GENERALI - Analisi Fondamentale
Report di Analisi Fondamentale dall'Ufficio Studi di Intermonte
Giudizio: Neutrale
Prezzo: 20.55€
Target di lungo termine: 21.00€
Prossimo Evento: Risultati FY23 il 12 Marzo 2024
GENERALI - Performance 12M
Feedback dall'Investor Day: nessuna grande novità, come previsto. Il nuovo piano aziendale sarà presentato nel gennaio 2025 e sarà sicuramente un catalizzatore significativo, insieme al rinnovo del CdA nella primavera del 2025. L'Investor Day è stato comunque utile per rimarcare il concetto che il gruppo è in buona forma in termini di capitale e Solvency per fornire una buona remunerazione e continuare a perseguire opportunità di M&A. Messaggi chiave in breve:
- Annunciato Buyback da €0,5 miliardi (come previsto), in linea con gli obiettivi e le aspettative, da completarsi nel 2024. Dividendi attesi a metà del range del piano triennale, il che implica circa €5,3 miliardi, sostanzialmente in linea con la nostra aspettativa di €5,4 miliardi basata su un DPS di €1,25 per il 2023, in linea con il consenso.
- Contributo da Liberty Seguros atteso a €250 milioni pre-tasse nel 2029. Non sono stati forniti dettagli importanti, ma il management sembrava fiducioso di superare gli obiettivi per il 2029 e di raggiungere il 75% delle sinergie entro il 2027 e il 95% entro il 2029.
- Integrazione di Conning per fornire €70/80 milioni di sinergie in cinque anni. Si prevede che Generali Investments sfrutti Conning per crescere in termini di AuM con clienti terzi e per internalizzare ulteriormente la gestione dei prodotti U/L grazie all'espansione di prodotti e competenze portate da Conning.
- Il CoR undiscounted di gruppo è previsto a <96% rispetto al precedente 95%, principalmente per tenere conto degli impatti più elevati previsti da nat.cat.
- La sensibilità del Solvency II si significativamente ridotta, consentendo di tagliare l'estremità superiore del range di Solvency II per il futuro a 230%, il che implica opportunità per ulteriori azioni di gestione del capitale in futuro che ci aspettiamo verranno affrontate nel nuovo piano aziendale all'inizio del 2025.

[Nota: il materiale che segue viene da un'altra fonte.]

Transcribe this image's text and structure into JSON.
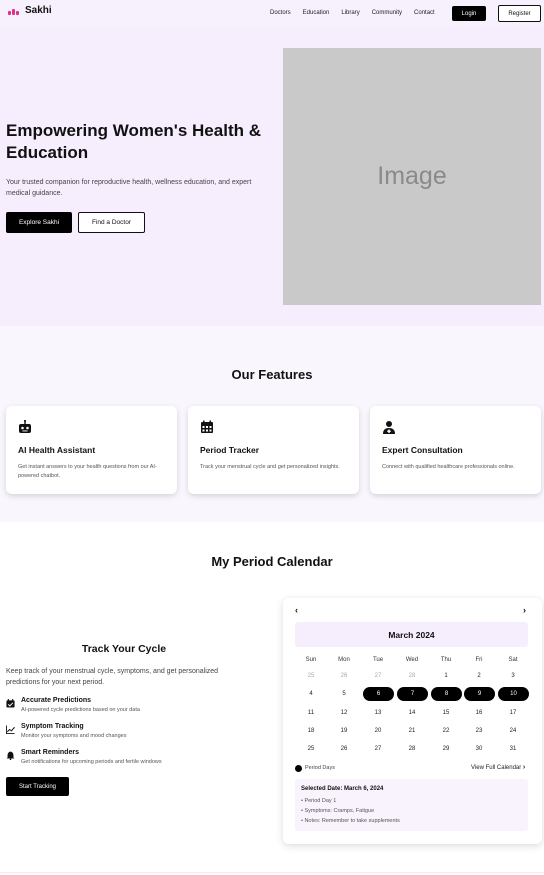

Aggiustamento delle stime per tenere conto delle tendenze operative e dell'effetto del buyback. Stiamo aggiustando le nostre stime per tenere conto delle indicazioni fornite durante l'Investor Day per la crescita normalizzata del CSM, il CoR undiscounted e la remunerazione degli azionisti. Stiamo leggermente aumentando le nostre aspettative di profitto operativo per il FY23 a €6.719 milioni. Ci aspettiamo ancora alcuni venti contrari all'inizio del 2024 sugli afflussi nelle polizze vita, anche se l'ambiente sembra migliore rispetto al 2023 e la concentrazione sulla business della protezione dovrebbe sostenere l'aumento del NBV dopo l'erosione subita da alcune azioni commerciali legate alla diminuzione delle commissioni per mantenere il business. La concentrazione sulla protezione aiuterà senza dubbio i margini mentre si prevede che il ramo danni beneficerà degli aumenti dei prezzi che continuano molto fortemente in Italia e in altre regioni per compensare i costi più elevati di nat.cat. e di riassicurazione.
Valutazione NEUTRALE, TP Eu21 confermato
Ci piace l'esposizione del gruppo a segmenti redditizi come il retail e l'Europa Continentale e il futuro spazio per fornire dividendi e riacquisti più elevati alla luce dell'alto livello di capitale e del basso leverage finanziario. L'anticipazione del buyback al 2024 è una buona notizia e il management ha accennato alla possibilità che i buyback possano diventare più ricorrenti in futuro (più dettagli attesi con il nuovo piano). Manteniamo una valutazione NEUTRALE sul titolo e il prezzo obiettivo invariato a €21. Nel settore finanziario rimaniamo più costruttivi sui gestori di asset e su alcune banche.